Over the years, I’ve seen some pretty wild GNOME bugs. Bugs that result from strange unexpected interactions or where debugging leads to surprising places. Bugs that make me laugh out loud and think “wow, wow, wow.”
I have forgotten all of them. Can’t think of a single example. What a shame!
Hmm… see, I feel bad singling out any one particular app / bug. But, this one has been fixed (well… at least, worked-around), and it was pretty entertaining, so I’ll go with it.
A couple of years back, if you had a VM running in GNOME Boxes, and then went into a terminal window and ran gnome-boxes --help, instead of listing the available command-line parameters and usage it would instantly close your running Boxes session!
IIUC, GApplication’s built-in --help would trigger a DBus request. If there was no existing application instance, it auto-spawned a new new one to process the call. But if there was a Boxes instance already running, that existing process would be listening on the appropriate DBus interface, so it would receive the request.
Unfortunately, GApplication implemented not only the “dump help text to stdout” part of the standard help functionality, but also the exit() that immediately follows in most programs. (I don’t know if it still works the same way, but at the time it apparently did.)
And that didn’t work out so great, if the request was being handled by a preexisting instance of the application. The help text would end up on the original graphical Boxes process’ stdout, instead of going to the terminal where the gnome-boxes --help command was executing. And any request for help was instantly fatal to all running Boxes instances — no matter when, or for what purpose, they had originally been launched.
Of the top of my head there is the time heh when GLib didn’t handle LC_TIME quite right, and would end up producing invalid unicode.

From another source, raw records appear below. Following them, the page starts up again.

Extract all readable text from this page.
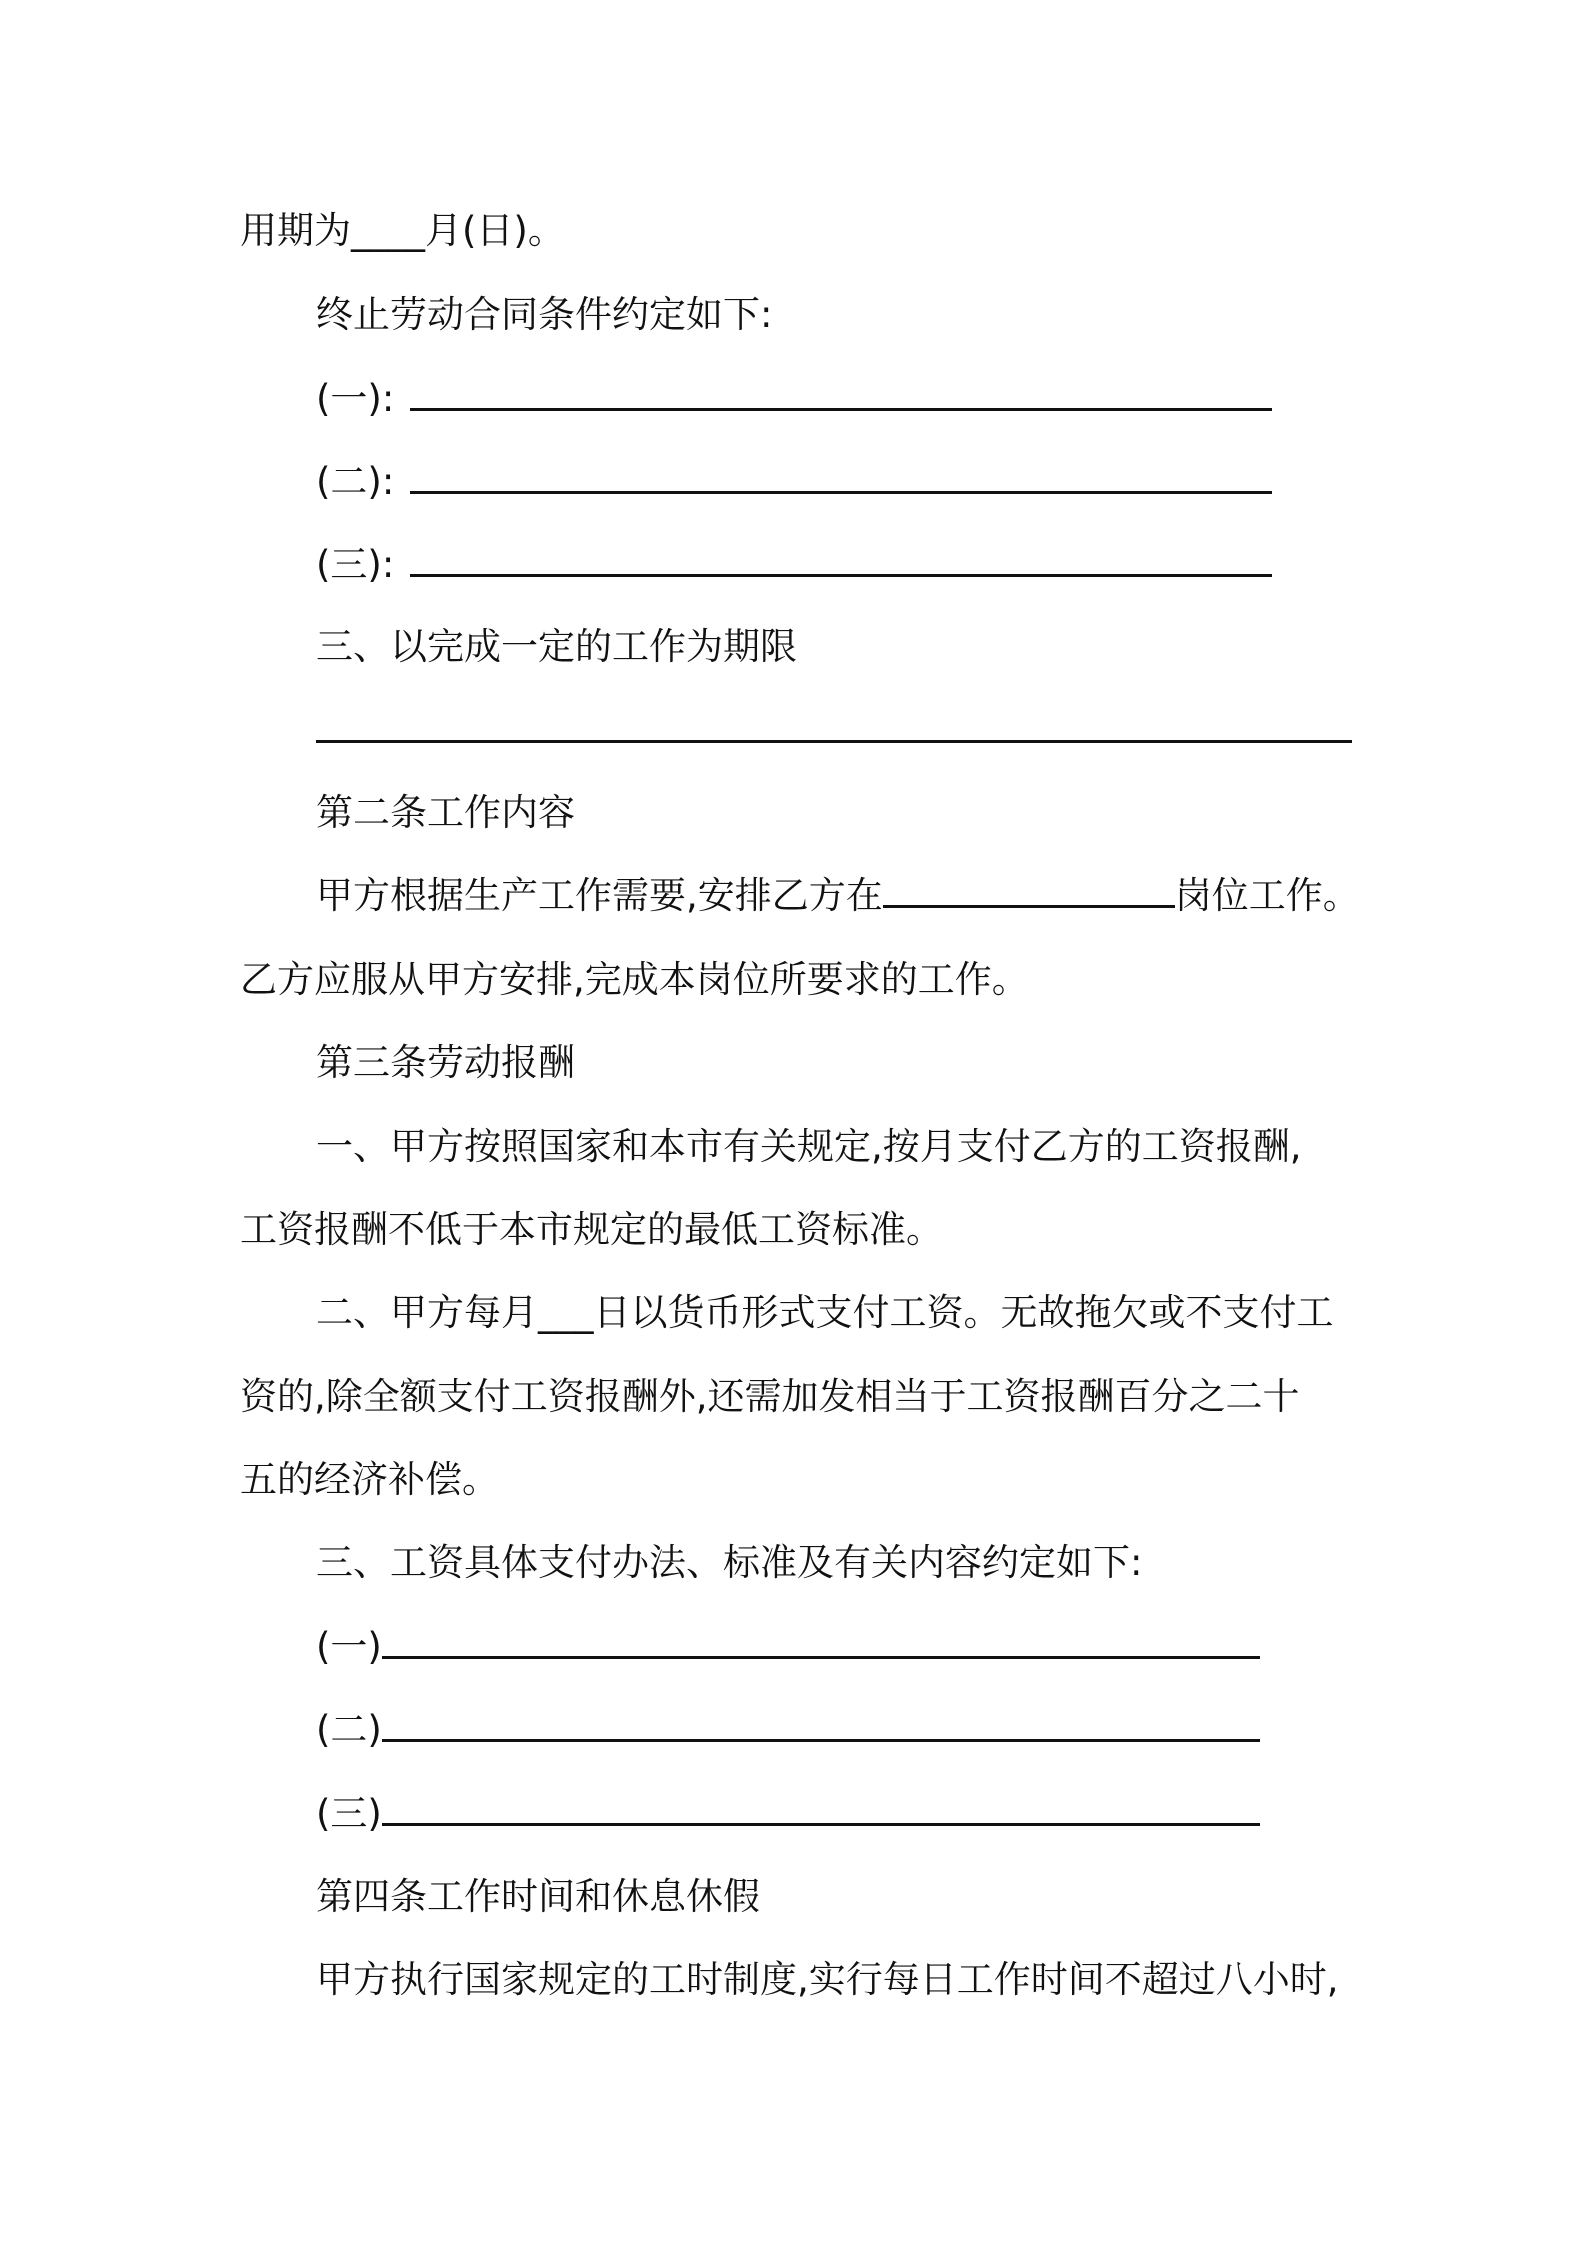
用期为____月(日)。
终止劳动合同条件约定如下:
(一):
(二):
(三):
三、以完成一定的工作为期限
第二条工作内容
甲方根据生产工作需要,安排乙方在	岗位工作。
乙方应服从甲方安排,完成本岗位所要求的工作。
第三条劳动报酬
一、甲方按照国家和本市有关规定,按月支付乙方的工资报酬,
工资报酬不低于本市规定的最低工资标准。
二、甲方每月___日以货币形式支付工资。无故拖欠或不支付工
资的,除全额支付工资报酬外,还需加发相当于工资报酬百分之二十
五的经济补偿。
三、工资具体支付办法、标准及有关内容约定如下:
(一)
(二)
(三)
第四条工作时间和休息休假
甲方执行国家规定的工时制度,实行每日工作时间不超过八小时,
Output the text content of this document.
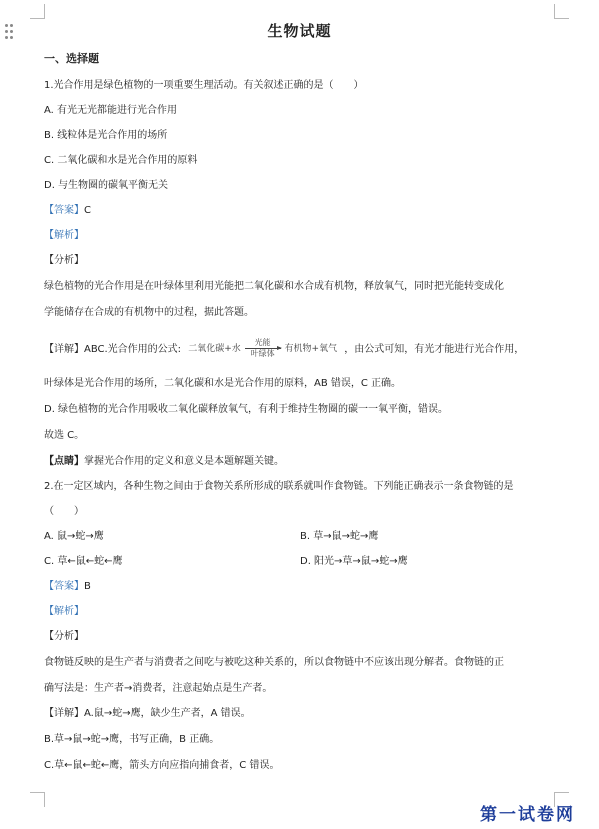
生物试题
一、选择题
1.光合作用是绿色植物的一项重要生理活动。有关叙述正确的是（　　）
A. 有光无光都能进行光合作用
B. 线粒体是光合作用的场所
C. 二氧化碳和水是光合作用的原料
D. 与生物圈的碳氧平衡无关
【答案】C
【解析】
【分析】
绿色植物的光合作用是在叶绿体里利用光能把二氧化碳和水合成有机物，释放氧气，同时把光能转变成化
学能储存在合成的有机物中的过程，据此答题。
【详解】ABC.光合作用的公式: 二氧化碳+水
光能
叶绿体	有机物+氧气 ，由公式可知，有光才能进行光合作用，
叶绿体是光合作用的场所，二氧化碳和水是光合作用的原料，AB 错误，C 正确。
D. 绿色植物的光合作用吸收二氧化碳释放氧气，有利于维持生物圈的碳一一氧平衡，错误。
故选 C。
【点睛】掌握光合作用的定义和意义是本题解题关键。
2.在一定区域内，各种生物之间由于食物关系所形成的联系就叫作食物链。下列能正确表示一条食物链的是
（　　）
A. 鼠→蛇→鹰	B. 草→鼠→蛇→鹰
C. 草←鼠←蛇←鹰	D. 阳光→草→鼠→蛇→鹰
【答案】B
【解析】
【分析】
食物链反映的是生产者与消费者之间吃与被吃这种关系的，所以食物链中不应该出现分解者。食物链的正
确写法是：生产者→消费者，注意起始点是生产者。
【详解】A.鼠→蛇→鹰，缺少生产者，A 错误。
B.草→鼠→蛇→鹰，书写正确，B 正确。
C.草←鼠←蛇←鹰，箭头方向应指向捕食者，C 错误。
第一试卷网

Relativly uninteresting in and of itself, but in practice shell crashed the moment you enter March, but only whilst German.
This one in Fedora 36 when locking the user session, then choosing to switch to another user, then the shell crashes and restarts, and I lose my locked session.
This was in line with what I was looking for here: code that goes wrong in a particularly surprising way, resulting in strange effects elsewhere.
I found another example. Removing an obsolete environment variable caused gnome-shell to load libproxy, which loaded an incompatible version of mozjs, which caused the login screen to enter a crash loop.